An Orientalist fantasy that never quite commits to its Orientalism, a musical whose musical numbers are mostly fine, Kismet’s not quite a bad movie, much less a fun-bad movie, but it can’t quite make it to the level of a good movie. Oh, there are some standouts — Dolores Gray, who was clearly underserved by Hollywood, is a charming delight in the Christine Baranski mold, and a young Vic Damone is bright-eyed and innocent in the best possible way. The lovers have chemistry, and the plot is simple enough (think A Funny Thing Happened on the Way to the Forum by way of Aladdin, or maybe the other way around). There are comedic mix-ups and a charming rogue who loves poetry and…
It sure is pretty.
Kismet was a flop, the kind of colorful boondoggle that is unloved by contemporary critics and never gains, or deserves, reappraisal. (It kept reminding me of Elizabeth Taylor’s infamous Cleopatra.) The pacing isn’t quite right, the songs are heavy and over-sung, and it sure doesn’t look any less racist in 2018 than it did in 1955. It’s hard to tell at times what’s deliberately anachronistic and what just indicates that no one cared very much. The script itself has an uneasy balance between fantasy-Baghdad and real-Baghdad that also doesn’t help. (Lebanese-American Jamie Farr appears in a small part as a merchant, one of the few people with lines who fits in with the ‘vaguely Middle Eastern’ setting.)

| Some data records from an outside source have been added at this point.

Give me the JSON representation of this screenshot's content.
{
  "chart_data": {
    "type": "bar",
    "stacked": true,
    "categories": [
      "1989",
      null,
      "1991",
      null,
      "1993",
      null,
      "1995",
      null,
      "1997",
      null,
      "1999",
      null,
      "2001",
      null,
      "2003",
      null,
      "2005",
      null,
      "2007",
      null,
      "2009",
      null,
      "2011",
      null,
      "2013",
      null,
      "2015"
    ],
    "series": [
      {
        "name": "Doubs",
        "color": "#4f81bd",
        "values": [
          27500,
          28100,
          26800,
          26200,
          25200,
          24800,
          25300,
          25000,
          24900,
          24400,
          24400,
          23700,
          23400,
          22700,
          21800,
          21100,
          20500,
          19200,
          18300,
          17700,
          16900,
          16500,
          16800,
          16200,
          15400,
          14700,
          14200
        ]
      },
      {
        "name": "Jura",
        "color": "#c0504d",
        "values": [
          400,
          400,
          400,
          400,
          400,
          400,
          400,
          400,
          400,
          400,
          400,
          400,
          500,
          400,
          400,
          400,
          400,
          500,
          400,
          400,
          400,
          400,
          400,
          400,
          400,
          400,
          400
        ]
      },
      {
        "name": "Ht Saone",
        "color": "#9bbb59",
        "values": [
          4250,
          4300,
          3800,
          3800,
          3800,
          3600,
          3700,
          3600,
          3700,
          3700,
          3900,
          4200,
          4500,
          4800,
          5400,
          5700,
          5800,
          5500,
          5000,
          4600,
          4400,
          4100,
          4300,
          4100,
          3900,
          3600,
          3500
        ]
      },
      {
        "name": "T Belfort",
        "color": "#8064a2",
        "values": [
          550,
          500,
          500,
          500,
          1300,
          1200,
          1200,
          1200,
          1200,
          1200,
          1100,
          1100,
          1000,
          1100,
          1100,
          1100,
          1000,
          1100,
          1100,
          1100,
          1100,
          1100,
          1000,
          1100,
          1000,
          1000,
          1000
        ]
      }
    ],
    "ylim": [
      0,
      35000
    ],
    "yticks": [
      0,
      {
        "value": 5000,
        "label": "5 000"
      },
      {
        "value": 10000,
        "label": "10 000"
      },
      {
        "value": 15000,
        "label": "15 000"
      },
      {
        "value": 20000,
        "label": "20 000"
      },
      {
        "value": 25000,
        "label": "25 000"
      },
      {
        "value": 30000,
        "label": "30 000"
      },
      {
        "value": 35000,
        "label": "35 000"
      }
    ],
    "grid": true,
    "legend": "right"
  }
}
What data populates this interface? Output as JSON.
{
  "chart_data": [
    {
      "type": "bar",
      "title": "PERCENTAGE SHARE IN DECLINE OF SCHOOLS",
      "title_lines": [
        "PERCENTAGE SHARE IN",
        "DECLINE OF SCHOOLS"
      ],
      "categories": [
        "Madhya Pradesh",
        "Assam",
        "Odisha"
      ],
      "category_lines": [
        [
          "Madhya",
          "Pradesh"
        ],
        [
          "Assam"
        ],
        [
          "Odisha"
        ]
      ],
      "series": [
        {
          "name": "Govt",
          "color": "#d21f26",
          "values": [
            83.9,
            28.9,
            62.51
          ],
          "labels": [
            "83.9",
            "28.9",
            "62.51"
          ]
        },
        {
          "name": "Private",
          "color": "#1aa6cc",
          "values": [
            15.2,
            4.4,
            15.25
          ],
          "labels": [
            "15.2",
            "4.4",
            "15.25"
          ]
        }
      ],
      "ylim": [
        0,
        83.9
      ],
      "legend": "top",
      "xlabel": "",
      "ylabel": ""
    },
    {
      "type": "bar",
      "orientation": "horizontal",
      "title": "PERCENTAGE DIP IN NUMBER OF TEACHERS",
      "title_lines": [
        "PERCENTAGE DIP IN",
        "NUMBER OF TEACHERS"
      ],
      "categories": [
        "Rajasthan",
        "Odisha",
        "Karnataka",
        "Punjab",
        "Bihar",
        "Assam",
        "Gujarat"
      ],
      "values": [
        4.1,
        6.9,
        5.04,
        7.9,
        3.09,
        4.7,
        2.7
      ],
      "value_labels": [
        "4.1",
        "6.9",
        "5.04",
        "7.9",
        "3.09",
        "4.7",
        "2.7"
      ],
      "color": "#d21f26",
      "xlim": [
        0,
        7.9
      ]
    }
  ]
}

There are reasons for this: Vincente Minnelli didn’t want to do the movie in the first place and only agreed as a condition to do Lust for Life, the production schedule was about half the time for a typical Minnelli musical, and even then Minnelli left the production early to work on the Van Gogh biography of his dreams. The songs aren’t great, and the plots have been done better before and since. It all shows, except in a few good song and dance numbers, Dolores Gray’s wry smile, and in the production design and costuming, which are better than they have any right to be. This is the kind of movie you should project on the wall of the club to a banging Cornershop remix and hope that no one notices that all the white people are wearing weird vaguely mideastern shit in wacky pastel colors.